According to reports, advertising watchdog Ad Standards has received more than 600 complaints about the ad since it began airing, making it 2019’s most complained about ad.
Finding that the #bloodnormal adverts did not breach any of the raised sections of its Code of Ethics, or any other portions of the Code, the Ad Standards Community Panel dismissed the complaints.
The TVC is part of a broader campaign to normalise menstrual cycles within societal discourse. In its attempt to remove stigma around the subject among Australians, the ad has done well to highlight the issue.
From those offended, complaints ranged from concerns over “graphic content”, inappropriate airing times for younger viewers, obscene and “unnecessary” exposure of private matters and a general aversion to the depiction of blood.
“It is offensive and forces parents to have discussions with our children that we have a right to have at an [sic] time appropriate for our children and should not be determined by companies pushing their products or media, airing them during family programs,” writes one complainant, with others labelling it “disgusting”.
Another point raised by complainants was that showing a real depiction of period blood was unnecessary, drawing the comparison of showing faeces in a toilet paper commercial.
Prior to the campaign, Libra conducted two pieces of research: a consumer quantitative study and validation before airing and a period taboo study.

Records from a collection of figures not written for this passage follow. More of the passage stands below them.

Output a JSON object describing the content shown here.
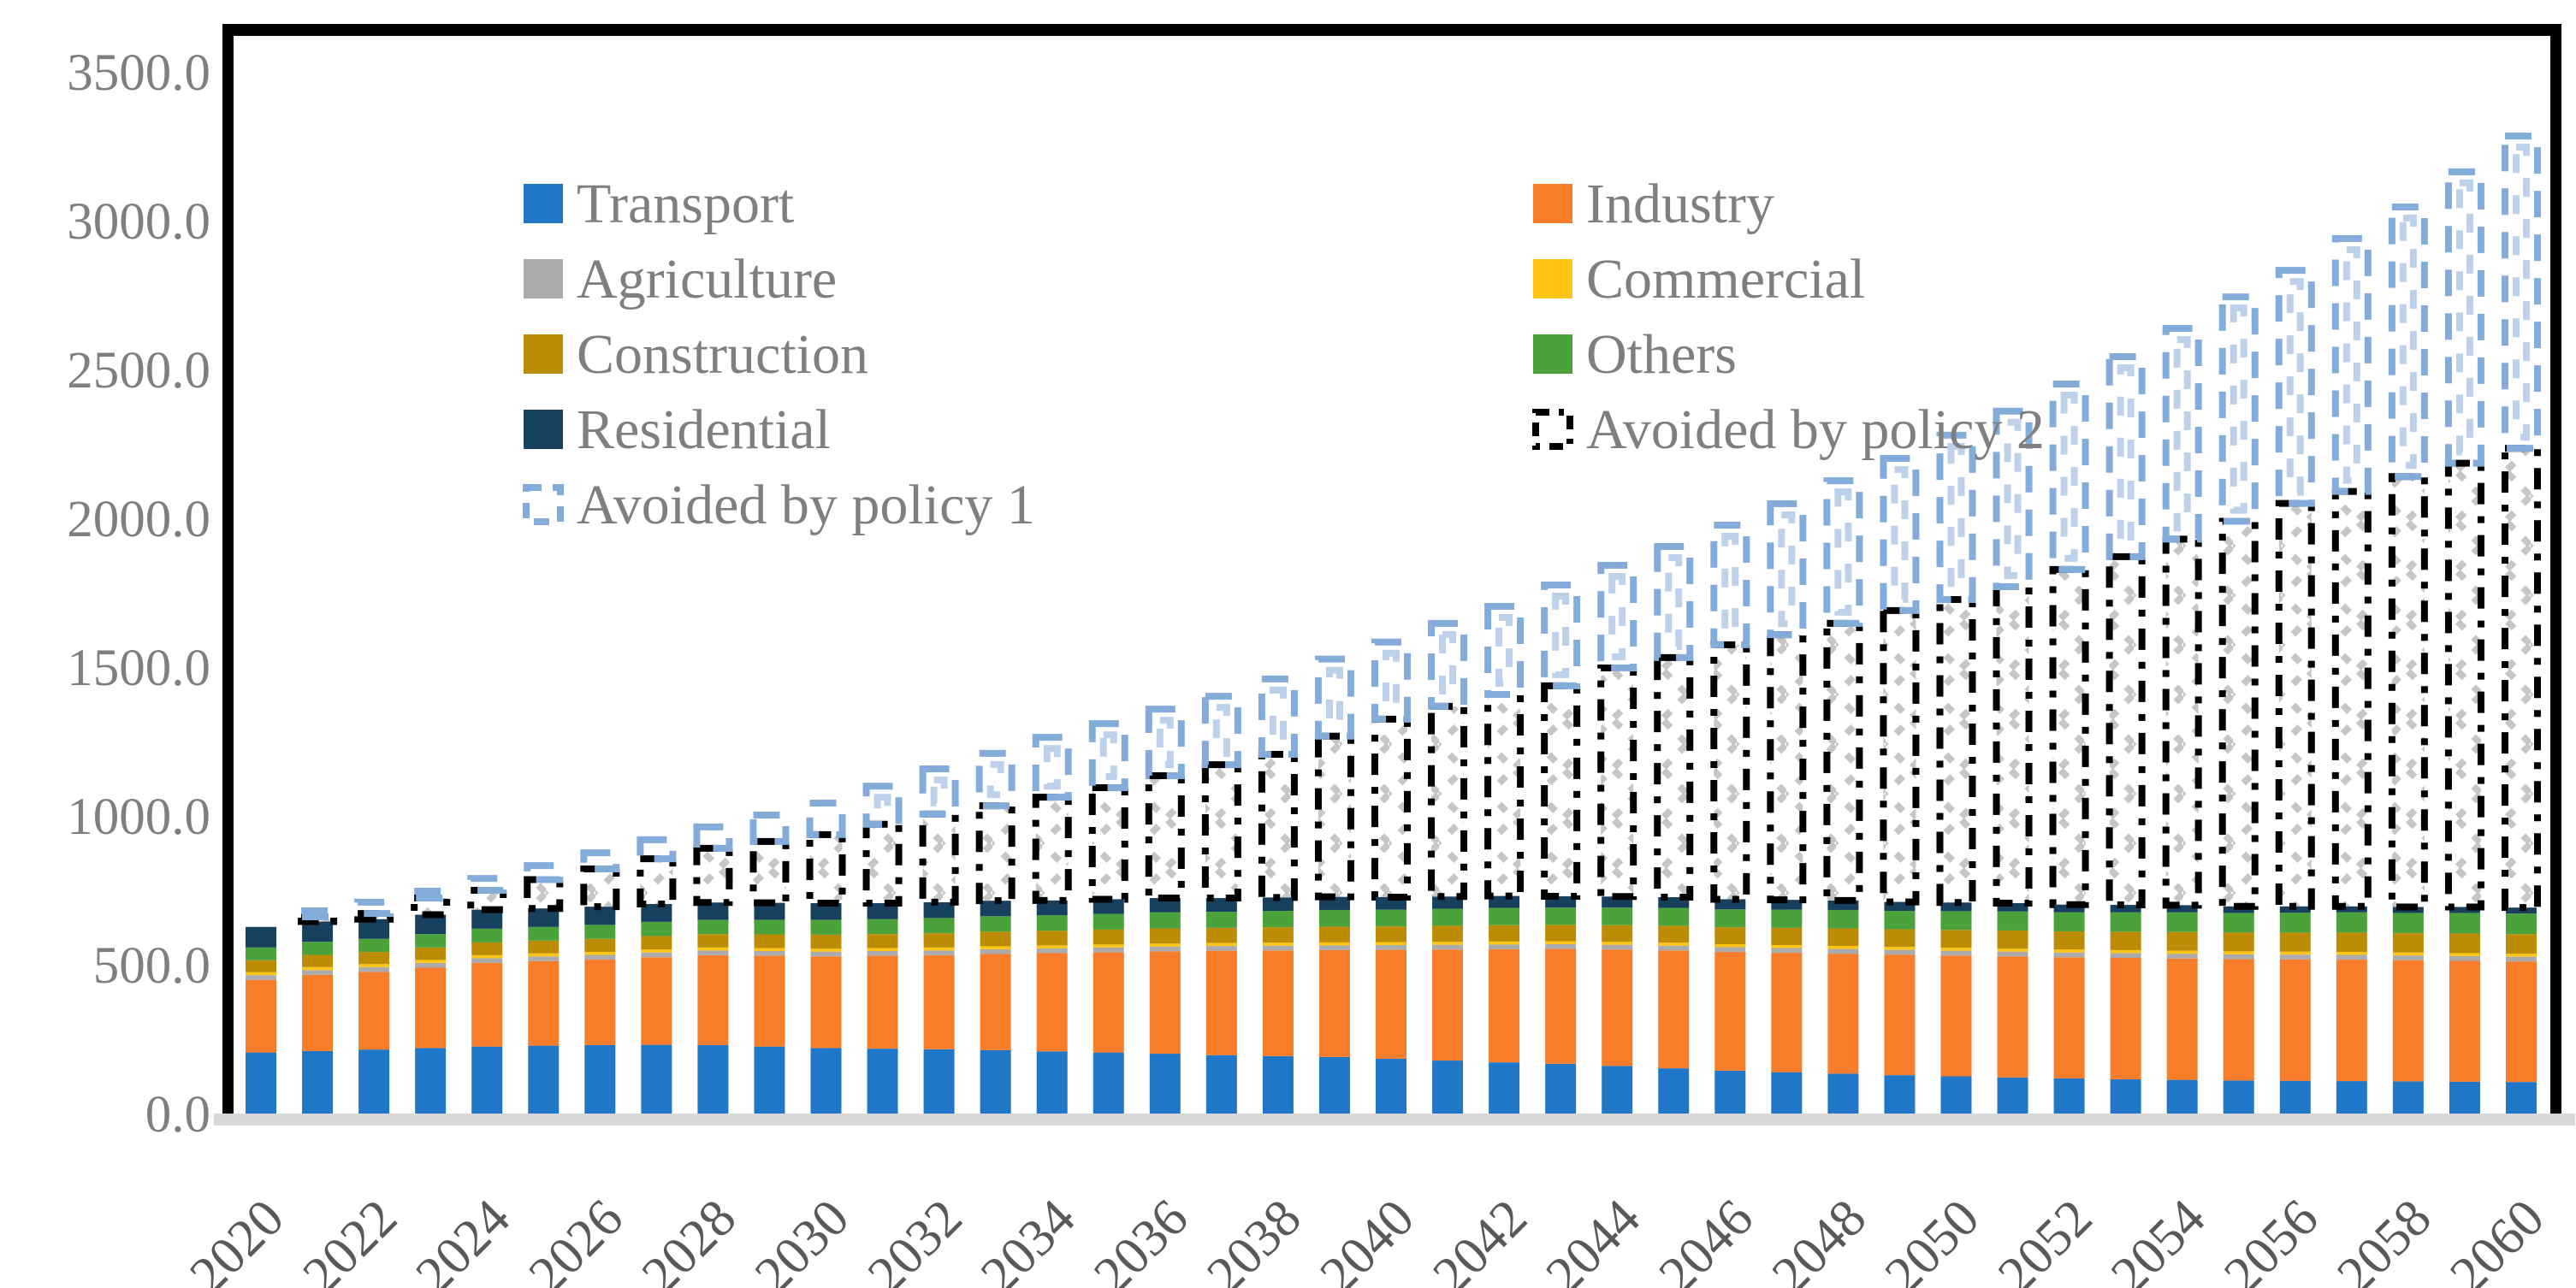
{
  "chart_data": {
    "type": "bar",
    "subtype": "stacked-with-dashed-overlay-boxes",
    "title": "",
    "xlabel": "",
    "ylabel": "",
    "grid": "off",
    "legend_position": "inside-top-left-two-columns",
    "y_axis": {
      "min": 0,
      "max": 3500,
      "step": 500,
      "ticks": [
        0,
        500,
        1000,
        1500,
        2000,
        2500,
        3000,
        3500
      ],
      "tick_labels": [
        "0.0",
        "500.0",
        "1000.0",
        "1500.0",
        "2000.0",
        "2500.0",
        "3000.0",
        "3500.0"
      ]
    },
    "x_axis": {
      "years": [
        2020,
        2021,
        2022,
        2023,
        2024,
        2025,
        2026,
        2027,
        2028,
        2029,
        2030,
        2031,
        2032,
        2033,
        2034,
        2035,
        2036,
        2037,
        2038,
        2039,
        2040,
        2041,
        2042,
        2043,
        2044,
        2045,
        2046,
        2047,
        2048,
        2049,
        2050,
        2051,
        2052,
        2053,
        2054,
        2055,
        2056,
        2057,
        2058,
        2059,
        2060
      ],
      "tick_labels": [
        "2020",
        "2022",
        "2024",
        "2026",
        "2028",
        "2030",
        "2032",
        "2034",
        "2036",
        "2038",
        "2040",
        "2042",
        "2044",
        "2046",
        "2048",
        "2050",
        "2052",
        "2054",
        "2056",
        "2058",
        "2060"
      ]
    },
    "series": [
      {
        "name": "Transport",
        "style": "solid",
        "color": "#2077C8",
        "values": [
          205,
          210,
          215,
          220,
          225,
          228,
          230,
          231,
          230,
          225,
          220,
          218,
          216,
          213,
          209,
          205,
          201,
          196,
          193,
          190,
          184,
          178,
          172,
          167,
          160,
          152,
          144,
          139,
          134,
          129,
          125,
          121,
          118,
          115,
          113,
          111,
          110,
          109,
          108,
          107,
          106
        ]
      },
      {
        "name": "Industry",
        "style": "solid",
        "color": "#F87D2A",
        "values": [
          244,
          256,
          261,
          270,
          281,
          284,
          287,
          294,
          302,
          305,
          308,
          312,
          316,
          323,
          330,
          337,
          344,
          351,
          355,
          359,
          366,
          373,
          380,
          386,
          391,
          396,
          399,
          401,
          403,
          405,
          406,
          407,
          407,
          408,
          408,
          408,
          408,
          408,
          407,
          406,
          405
        ]
      },
      {
        "name": "Agriculture",
        "style": "solid",
        "color": "#ABABAB",
        "values": [
          16,
          16,
          16,
          16,
          16,
          16,
          16,
          16,
          16,
          16,
          16,
          16,
          16,
          16,
          16,
          16,
          16,
          16,
          16,
          16,
          16,
          16,
          16,
          16,
          16,
          16,
          16,
          16,
          16,
          16,
          16,
          16,
          16,
          16,
          16,
          16,
          16,
          16,
          16,
          16,
          16
        ]
      },
      {
        "name": "Commercial",
        "style": "solid",
        "color": "#FFC414",
        "values": [
          10,
          10,
          10,
          10,
          10,
          10,
          10,
          10,
          10,
          10,
          10,
          10,
          10,
          10,
          10,
          10,
          10,
          10,
          10,
          10,
          10,
          10,
          10,
          10,
          10,
          10,
          10,
          10,
          10,
          10,
          10,
          10,
          10,
          10,
          10,
          10,
          10,
          10,
          10,
          10,
          10
        ]
      },
      {
        "name": "Construction",
        "style": "solid",
        "color": "#BC8C07",
        "values": [
          40,
          41,
          41,
          42,
          43,
          43,
          44,
          45,
          45,
          46,
          47,
          47,
          48,
          49,
          49,
          50,
          51,
          51,
          52,
          53,
          53,
          54,
          55,
          55,
          56,
          57,
          57,
          58,
          59,
          59,
          60,
          61,
          61,
          62,
          63,
          63,
          64,
          65,
          65,
          66,
          66
        ]
      },
      {
        "name": "Others",
        "style": "solid",
        "color": "#4BA23A",
        "values": [
          43,
          44,
          44,
          45,
          46,
          46,
          47,
          48,
          48,
          49,
          50,
          50,
          51,
          52,
          52,
          53,
          54,
          54,
          55,
          56,
          56,
          57,
          58,
          58,
          59,
          60,
          60,
          61,
          62,
          62,
          63,
          64,
          64,
          65,
          66,
          66,
          67,
          68,
          68,
          69,
          69
        ]
      },
      {
        "name": "Residential",
        "style": "solid",
        "color": "#17405F",
        "values": [
          69,
          68,
          66,
          65,
          64,
          62,
          61,
          60,
          58,
          57,
          56,
          54,
          53,
          52,
          50,
          49,
          48,
          46,
          45,
          44,
          42,
          41,
          40,
          38,
          37,
          36,
          34,
          33,
          32,
          30,
          29,
          28,
          26,
          25,
          24,
          22,
          21,
          20,
          20,
          20,
          20
        ]
      },
      {
        "name": "Avoided by policy 2",
        "style": "dashed-black",
        "color": "#000000",
        "hatch_color": "#C6C6C6",
        "values": [
          0,
          16,
          19,
          56,
          65,
          97,
          127,
          152,
          182,
          206,
          230,
          265,
          296,
          319,
          347,
          375,
          411,
          448,
          481,
          540,
          598,
          639,
          677,
          707,
          768,
          805,
          855,
          891,
          931,
          979,
          1018,
          1063,
          1126,
          1170,
          1230,
          1294,
          1354,
          1394,
          1446,
          1491,
          1543
        ]
      },
      {
        "name": "Avoided by policy 1",
        "style": "dashed-blue",
        "color": "#84ACDB",
        "inner_dash_color": "#BDD1EB",
        "values": [
          0,
          20,
          38,
          23,
          40,
          47,
          54,
          64,
          72,
          89,
          106,
          128,
          152,
          176,
          201,
          215,
          224,
          230,
          253,
          259,
          259,
          279,
          296,
          339,
          345,
          373,
          402,
          440,
          479,
          511,
          552,
          590,
          623,
          672,
          708,
          754,
          783,
          850,
          906,
          979,
          1049
        ]
      }
    ],
    "legend": {
      "items": [
        {
          "label": "Transport",
          "swatch": "solid",
          "color": "#2077C8"
        },
        {
          "label": "Industry",
          "swatch": "solid",
          "color": "#F87D2A"
        },
        {
          "label": "Agriculture",
          "swatch": "solid",
          "color": "#ABABAB"
        },
        {
          "label": "Commercial",
          "swatch": "solid",
          "color": "#FFC414"
        },
        {
          "label": "Construction",
          "swatch": "solid",
          "color": "#BC8C07"
        },
        {
          "label": "Others",
          "swatch": "solid",
          "color": "#4BA23A"
        },
        {
          "label": "Residential",
          "swatch": "solid",
          "color": "#17405F"
        },
        {
          "label": "Avoided by policy 2",
          "swatch": "dashed-black",
          "color": "#000000"
        },
        {
          "label": "Avoided by policy 1",
          "swatch": "dashed-blue",
          "color": "#84ACDB"
        }
      ]
    },
    "colors": {
      "plot_border": "#000000",
      "baseline": "#D8D8D8",
      "y_tick_label": "#7F7F7F",
      "x_tick_label": "#595959",
      "legend_text": "#7F7F7F",
      "background": "#FFFFFF"
    }
  }
}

Of the 500 women between 16 and 65 shown the ad before airing, Libra says 62% agreed that ‘periods are just a normal part of life, so they shouldn’t be ignored by mainstream media’. Of the women surveyed, 67% of those between 18 and 29 agreed with the sentiment of the campaign.
The period taboo study that Libra ran in July of 2019 took 1000 men and women from Australia and New Zealand into account, finding that ‘in Australia, periods are a topic hushed up and hidden at every level of society – on a scale that transcends any other topic’.

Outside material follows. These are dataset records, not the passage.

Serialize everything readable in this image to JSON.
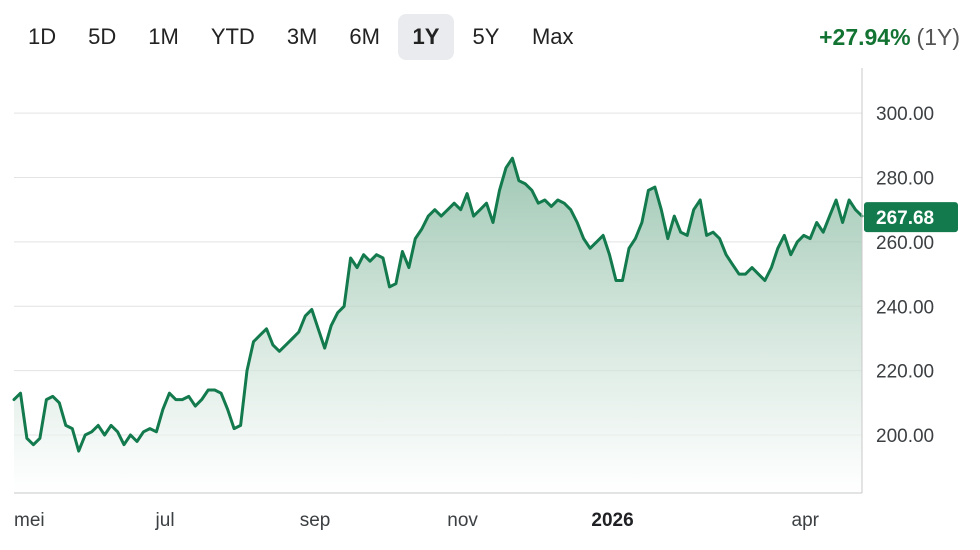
{
  "range_tabs": [
    {
      "label": "1D"
    },
    {
      "label": "5D"
    },
    {
      "label": "1M"
    },
    {
      "label": "YTD"
    },
    {
      "label": "3M"
    },
    {
      "label": "6M"
    },
    {
      "label": "1Y",
      "active": true
    },
    {
      "label": "5Y"
    },
    {
      "label": "Max"
    }
  ],
  "change": {
    "percent": "+27.94%",
    "period": "(1Y)"
  },
  "colors": {
    "line": "#137a4d",
    "fill_top": "#7fb59a",
    "positive": "#137333",
    "label_bg": "#137a4d",
    "grid": "#e3e3e3"
  },
  "chart_data": {
    "type": "area",
    "title": "",
    "xlabel": "",
    "ylabel": "",
    "ylim": [
      182,
      314
    ],
    "y_ticks": [
      "200.00",
      "220.00",
      "240.00",
      "260.00",
      "280.00",
      "300.00"
    ],
    "x_ticks": [
      {
        "label": "mei",
        "t": 0.0,
        "bold": false
      },
      {
        "label": "jul",
        "t": 0.174,
        "bold": false
      },
      {
        "label": "sep",
        "t": 0.344,
        "bold": false
      },
      {
        "label": "nov",
        "t": 0.518,
        "bold": false
      },
      {
        "label": "2026",
        "t": 0.688,
        "bold": true
      },
      {
        "label": "apr",
        "t": 0.924,
        "bold": false
      }
    ],
    "current_value": "267.68",
    "grid": true,
    "series": [
      {
        "values": [
          211,
          213,
          199,
          197,
          199,
          211,
          212,
          210,
          203,
          202,
          195,
          200,
          201,
          203,
          200,
          203,
          201,
          197,
          200,
          198,
          201,
          202,
          201,
          208,
          213,
          211,
          211,
          212,
          209,
          211,
          214,
          214,
          213,
          208,
          202,
          203,
          220,
          229,
          231,
          233,
          228,
          226,
          228,
          230,
          232,
          237,
          239,
          233,
          227,
          234,
          238,
          240,
          255,
          252,
          256,
          254,
          256,
          255,
          246,
          247,
          257,
          252,
          261,
          264,
          268,
          270,
          268,
          270,
          272,
          270,
          275,
          268,
          270,
          272,
          266,
          276,
          283,
          286,
          279,
          278,
          276,
          272,
          273,
          271,
          273,
          272,
          270,
          266,
          261,
          258,
          260,
          262,
          256,
          248,
          248,
          258,
          261,
          266,
          276,
          277,
          270,
          261,
          268,
          263,
          262,
          270,
          273,
          262,
          263,
          261,
          256,
          253,
          250,
          250,
          252,
          250,
          248,
          252,
          258,
          262,
          256,
          260,
          262,
          261,
          266,
          263,
          268,
          273,
          266,
          273,
          270,
          268
        ]
      }
    ]
  }
}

According to Libra’s study, three in four Australian women say there is a stigma attached to having a period – with periods listed as more taboo than drugs, sex, STDs and mental health problems. The study also found that 80% of women will go to ‘great lengths’ to hide their period – 58% of women avoid swimming, 60% avoid light-coloured clothes and 56% hide feminine hygiene products when on their period.
Sadly, Libra’s study also found that 70% of young Australians would rather fail a subject in class than have their peers know they are on their period.
“As a leader in feminine care that has been manufacturing in Australia for more than 40 years, we have been challenging the stigma around periods for decades, however this research has highlighted just how far we have to go,” says Caitlin Patterson, executive general manager of Asaleo Care’s retail business unit.
“We believe that like any other taboo, the more people see it, the more normal the subject becomes. We want to lead the way with a campaign that tackles the issue in a positive way, showing periods in action in everyday life truthfully and honestly – because we really care about the wellbeing of Australian women and girls.”
Given many of the complaints raised issues that don’t normally fall within the purview of Ad Standards’ Code of Ethics, the Ad Standards Community Panel considered the complaints under six sections of the Code:
- 2.1 Discrimination or vilification
- 2.2 exploitation or degrading
- 2.3 violence
- 2.4 sex/sexuality/nudity
- 2.6 health and safety, and
- 2.0 other
As part of its response to the case, Libra noted that while the campaign has received a substantial level of backlash, there is an equally vehement cohort that supports the destigmatisation of menstrual representation in the media.
“Periods are normal and both women and men shouldn’t even bat an eyelid when discussing them! The cleanest blood in the body and for some reason we have been shamed in the past? I loved it!” writes one supporter.